Belize, MF DOOM’s full discography, and his influential legacy endure as testaments to work we must do not only in service to others, but to our deeper selves. To the disciplines and principles we must follow if the act of creation—even in solitude—will ultimately fill us up or leave us hollow. DOOM died on Halloween 2020, a cruelly poetic departure date for an artist defined by his iconic metallic facemask. He never appeared in public without it, he refused pictures without it, and he lived out a full identity showcasing its layers of dark symbolism. MF DOOM was the mask, and the mask was a totem of creative expression. Real, human expression born from blood and bone.
Five years after the death of DOOM, the techno-fascists have transformed the mask into a symbol of totalitarian state terror. When will we be able to fully reclaim the mask as a free people’s safeguard and artistic emblem? As we approach Halloween 2025, what does it mean to step outside ourselves, to cover ourselves, to live one day as the superhero we might wish to be? Or the supervillain? As we’re ever so tempted to sacrifice our souls at the altar of advanced technology, what does it mean to play dance with death?

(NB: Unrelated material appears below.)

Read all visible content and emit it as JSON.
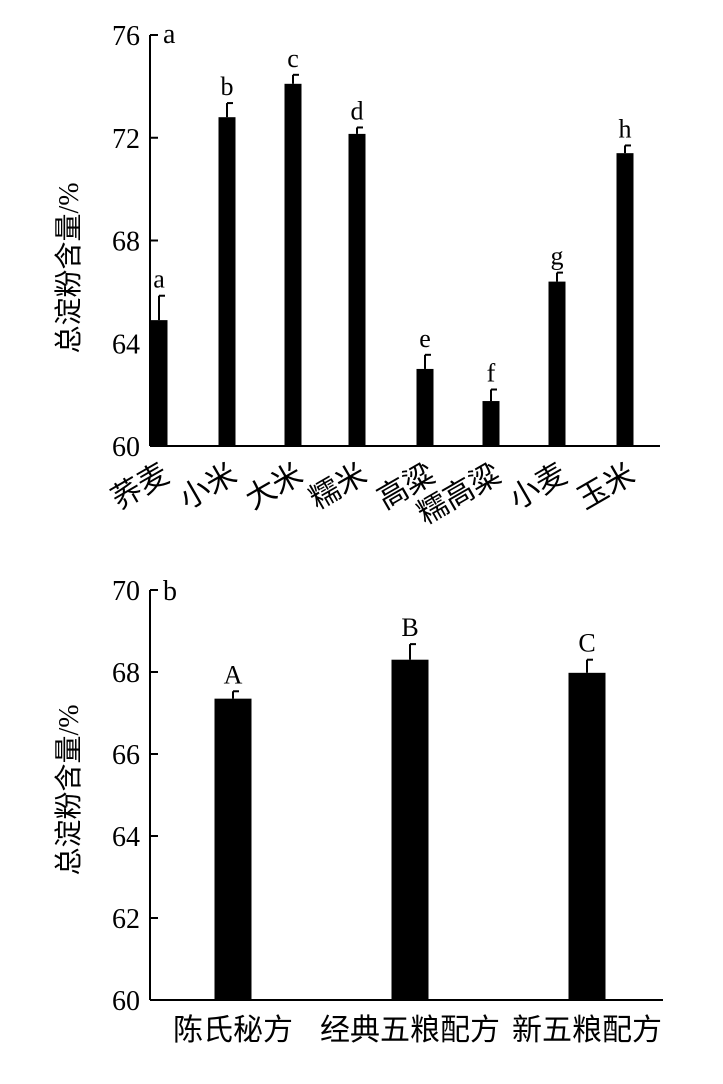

Belize may be a reference to the TV show Breaking Bad, wherein killing someone is coded as “sending them to Belize.” It may also be a safe and cloistered destination for someone who needed an escape from the toxic music industry and the streets of New York on which he once slept. Finally, Belize may be a coastal paradise easily mistaken for some kind of heaven on earth. If anyone deserved eternal life in a stress-free pleasure province, it’s MF Doom. I don’t believe in heaven, but that doesn’t mean it doesn’t exist.